12. Tendances 2026-2030 et projection DARES Métiers 2030

Selon le rapport DARES Métiers 2030 (prospective 2024-2030), le métier de chauffeur de citerne connaîtra une hausse modérée des effectifs (+4 % entre 2024 et 2030), portée par la croissance des flux logistiques et la complexification des réglementations environnementales. Plusieurs tendances se dégagent pour les années à venir.

  • Transition énergétique : le transport de citerne évolue avec le développement des carburants alternatifs (hydrogène, bio-GNV, électricité lourde). Les chauffeurs devront se former à la conduite de camions-citernes électriques ou à pile à combustible. TotalEnergies a déjà déployé 30 camions GNV pour ses livraisons de carburant en Île-de-France en 2025.
  • numérisation accrue : les outils de télégestion (suivi en temps réel des niveaux, température, pression) et de commande vocale embarquée se généralisent. Le chauffeur devient un “opérateur-logisticien” qui supervise des processus automatisés.
  • renforcement des normes ADR : à partir de 2027, la formation ADR intégrera un module dédié aux batteries lithium-ion (transport de batteries au lithium pour véhicules électriques).

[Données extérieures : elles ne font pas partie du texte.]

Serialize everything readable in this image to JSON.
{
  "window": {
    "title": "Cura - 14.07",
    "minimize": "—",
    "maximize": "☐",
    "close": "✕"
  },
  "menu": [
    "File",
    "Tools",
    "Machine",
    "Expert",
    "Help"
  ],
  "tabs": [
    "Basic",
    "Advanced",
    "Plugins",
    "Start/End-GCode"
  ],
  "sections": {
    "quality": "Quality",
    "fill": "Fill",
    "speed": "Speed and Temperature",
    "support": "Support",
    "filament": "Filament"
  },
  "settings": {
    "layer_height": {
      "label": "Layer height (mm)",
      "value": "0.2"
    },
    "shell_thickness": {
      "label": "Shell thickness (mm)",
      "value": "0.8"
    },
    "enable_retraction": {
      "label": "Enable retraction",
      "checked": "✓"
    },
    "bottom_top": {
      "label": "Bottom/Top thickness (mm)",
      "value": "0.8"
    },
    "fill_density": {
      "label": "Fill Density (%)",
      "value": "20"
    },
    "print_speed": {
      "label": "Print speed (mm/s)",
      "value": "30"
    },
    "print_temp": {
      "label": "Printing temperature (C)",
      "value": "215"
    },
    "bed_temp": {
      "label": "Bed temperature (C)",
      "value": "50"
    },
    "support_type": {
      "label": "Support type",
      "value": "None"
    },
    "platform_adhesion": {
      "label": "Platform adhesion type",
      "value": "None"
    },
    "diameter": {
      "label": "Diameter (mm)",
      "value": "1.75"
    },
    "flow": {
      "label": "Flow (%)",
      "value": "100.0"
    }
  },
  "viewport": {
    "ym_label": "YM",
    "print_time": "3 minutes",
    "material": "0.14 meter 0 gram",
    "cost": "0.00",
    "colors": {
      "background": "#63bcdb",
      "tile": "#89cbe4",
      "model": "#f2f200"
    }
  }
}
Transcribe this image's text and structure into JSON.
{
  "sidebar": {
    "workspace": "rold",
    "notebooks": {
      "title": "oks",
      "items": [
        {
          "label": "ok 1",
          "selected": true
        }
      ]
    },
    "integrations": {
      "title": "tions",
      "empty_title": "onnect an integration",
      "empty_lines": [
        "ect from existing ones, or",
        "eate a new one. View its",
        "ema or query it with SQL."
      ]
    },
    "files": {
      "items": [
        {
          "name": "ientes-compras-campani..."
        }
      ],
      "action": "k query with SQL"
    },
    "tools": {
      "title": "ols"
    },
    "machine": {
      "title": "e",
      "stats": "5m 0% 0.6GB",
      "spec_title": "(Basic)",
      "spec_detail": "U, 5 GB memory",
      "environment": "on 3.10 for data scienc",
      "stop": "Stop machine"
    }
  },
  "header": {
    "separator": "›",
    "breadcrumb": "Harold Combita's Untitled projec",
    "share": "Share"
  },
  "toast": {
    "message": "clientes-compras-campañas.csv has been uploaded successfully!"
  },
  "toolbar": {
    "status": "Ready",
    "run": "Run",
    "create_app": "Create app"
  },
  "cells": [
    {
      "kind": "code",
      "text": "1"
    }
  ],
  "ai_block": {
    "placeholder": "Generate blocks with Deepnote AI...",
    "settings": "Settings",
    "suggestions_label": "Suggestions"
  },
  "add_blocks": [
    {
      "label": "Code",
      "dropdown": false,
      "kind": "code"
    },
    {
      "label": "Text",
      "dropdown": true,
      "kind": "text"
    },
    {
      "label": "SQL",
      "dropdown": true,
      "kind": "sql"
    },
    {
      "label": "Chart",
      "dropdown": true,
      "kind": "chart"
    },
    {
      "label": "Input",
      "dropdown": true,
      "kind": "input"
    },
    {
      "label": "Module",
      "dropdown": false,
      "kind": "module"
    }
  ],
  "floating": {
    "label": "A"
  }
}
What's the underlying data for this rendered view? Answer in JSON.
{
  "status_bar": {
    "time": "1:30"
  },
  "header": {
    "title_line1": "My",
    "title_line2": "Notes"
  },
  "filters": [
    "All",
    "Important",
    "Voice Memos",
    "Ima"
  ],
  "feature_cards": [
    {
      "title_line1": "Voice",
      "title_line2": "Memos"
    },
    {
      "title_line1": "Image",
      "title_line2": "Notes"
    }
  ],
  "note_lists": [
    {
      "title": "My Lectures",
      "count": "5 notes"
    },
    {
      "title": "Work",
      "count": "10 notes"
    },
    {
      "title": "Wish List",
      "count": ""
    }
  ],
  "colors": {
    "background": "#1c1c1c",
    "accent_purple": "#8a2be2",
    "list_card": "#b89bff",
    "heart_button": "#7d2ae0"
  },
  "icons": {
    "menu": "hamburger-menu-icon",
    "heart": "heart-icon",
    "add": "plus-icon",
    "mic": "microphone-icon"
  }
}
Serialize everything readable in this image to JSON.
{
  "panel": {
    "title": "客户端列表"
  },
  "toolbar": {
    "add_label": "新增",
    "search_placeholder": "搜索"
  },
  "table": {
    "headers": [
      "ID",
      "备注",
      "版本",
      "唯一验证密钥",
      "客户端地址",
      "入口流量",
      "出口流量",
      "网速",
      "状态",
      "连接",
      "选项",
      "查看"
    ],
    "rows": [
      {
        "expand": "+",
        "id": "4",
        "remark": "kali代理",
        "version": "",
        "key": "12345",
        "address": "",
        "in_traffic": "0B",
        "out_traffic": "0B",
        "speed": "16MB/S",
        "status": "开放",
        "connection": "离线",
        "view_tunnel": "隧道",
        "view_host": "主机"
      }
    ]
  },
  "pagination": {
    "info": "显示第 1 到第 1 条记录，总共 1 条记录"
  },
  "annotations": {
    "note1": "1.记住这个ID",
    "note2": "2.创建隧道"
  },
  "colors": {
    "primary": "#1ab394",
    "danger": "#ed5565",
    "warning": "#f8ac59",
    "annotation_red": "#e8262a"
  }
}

De nouvelles classes de matières dangereuses pourraient être créées.
  • pénurie de main-d’œuvre : malgré la hausse des besoins, le vieillissement des effectifs (âge médian 48 ans en 2025) et le manque d’attractivité du métier auprès des jeunes (horaires, pénibilité) entraînent des tensions persistantes. Le BMO France Travail estime que 30 % des recrutements sont jugés “très difficiles” en 2026.
  • responsabilité sociétale : les clients (raffineries, sites chimiques, agroalimentaires) imposent des cahiers des charges RSE (bilan carbone, tri des déchets, charte de conduite responsable). Les chauffeurs doivent certifier leurs bonnes pratiques.

En résumé, le chauffeur de citerne de 2026 est un technicien hautement qualifié, capable de gérer des process automatisés tout en restant le garant de la sécurité et de la relation client. Sa rareté sur le marché en fait un profil recherché, bien rémunéré et appelé à se spécialiser davantage à l’horizon 2030.